One Short of Three Figures, but Every Bit as Valuable
There are knocks that define a player, and then there are knocks that simply remind you why they're among the finest batters of their generation. Joe Root's 99 not out at Cardiff will fall into the latter category. Falling one run short of a century is the kind of thing that haunts some players for weeks — but given that Root walked England over the line to clinch a four-wicket victory against India, it's difficult to imagine he'll be losing much sleep over it.
As a coach, I've always maintained that the best innings aren't always the ones that end with a three-figure score. They're the ones that win matches. And that's precisely what Root delivered at Sophia Gardens.
England Level the Series in Cardiff
The victory means the three-match ODI series against India is now locked at 1-1, with everything to play for in the deciding fixture. For England, this result will feel like a significant boost — not just in terms of the series, but in terms of confidence. There were question marks heading into this match, and Root's display went a long way towards answering them.
England's four-wicket win suggests the chase was not entirely straightforward, and that India pushed them hard throughout. The fact that Root had to anchor the innings so deliberately, remaining not out at the close, tells its own story. This was a performance built on concentration, game awareness, and class — not simply a batter in full flow dispatching every ball to the boundary.
Root's Craft on Full Display
What made Root's knock so compelling was the manner in which he constructed it. He clearly read the match situation intelligently, pacing his innings to ensure England got home rather than chasing personal milestones. That's the hallmark of a truly great one-day batter — the ability to subordinate individual glory to team necessity. At 99 not out, he'll have known a single more run was there for the taking, but the priority was always the win.
From a technical standpoint, Root's ability to find gaps, rotate the strike under pressure, and accelerate at the right moments is what separates him from the majority of England's batting options. If you were building a batter in a laboratory for this format, you'd want those exact qualities.

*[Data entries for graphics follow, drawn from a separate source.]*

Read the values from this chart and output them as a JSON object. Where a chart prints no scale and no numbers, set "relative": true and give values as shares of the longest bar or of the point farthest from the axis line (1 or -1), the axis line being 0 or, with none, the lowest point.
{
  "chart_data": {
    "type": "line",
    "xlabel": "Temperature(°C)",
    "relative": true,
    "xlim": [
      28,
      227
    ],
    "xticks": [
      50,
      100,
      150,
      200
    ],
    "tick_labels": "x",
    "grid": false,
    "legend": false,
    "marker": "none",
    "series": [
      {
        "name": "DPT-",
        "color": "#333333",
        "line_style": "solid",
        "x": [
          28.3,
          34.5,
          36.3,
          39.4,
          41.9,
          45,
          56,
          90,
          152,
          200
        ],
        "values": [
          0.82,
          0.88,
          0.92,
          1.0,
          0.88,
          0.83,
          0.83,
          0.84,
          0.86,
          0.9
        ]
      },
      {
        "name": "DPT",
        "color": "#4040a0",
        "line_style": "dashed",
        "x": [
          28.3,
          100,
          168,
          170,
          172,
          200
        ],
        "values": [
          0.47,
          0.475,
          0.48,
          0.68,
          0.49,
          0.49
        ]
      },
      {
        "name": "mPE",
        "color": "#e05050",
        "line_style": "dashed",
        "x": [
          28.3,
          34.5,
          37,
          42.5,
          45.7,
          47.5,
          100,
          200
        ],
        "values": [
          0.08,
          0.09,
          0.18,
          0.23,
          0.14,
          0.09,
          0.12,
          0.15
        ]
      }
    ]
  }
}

Series Decider Awaits — and the Odds Have Shifted
With the series now level, the decider takes on an enormous amount of significance. England will be buoyed by this result, while India will know they let a winning position slip. For those following the betting markets, this result will have meaningfully shifted the outright series odds, with England now likely moving closer to favourites given the momentum they carry into the final match.
Both sides will be analysing what went right and wrong in Cardiff, and team selection and conditions will be scrutinised closely in the build-up. Whoever handles the pressure of a series decider best will take the trophy.
Root has once again reminded us that he belongs in any conversation about England's greatest modern ODI batters. Whether or not the century comes in the decider, England will simply be hoping he's there at the end once more — doing exactly what he does best.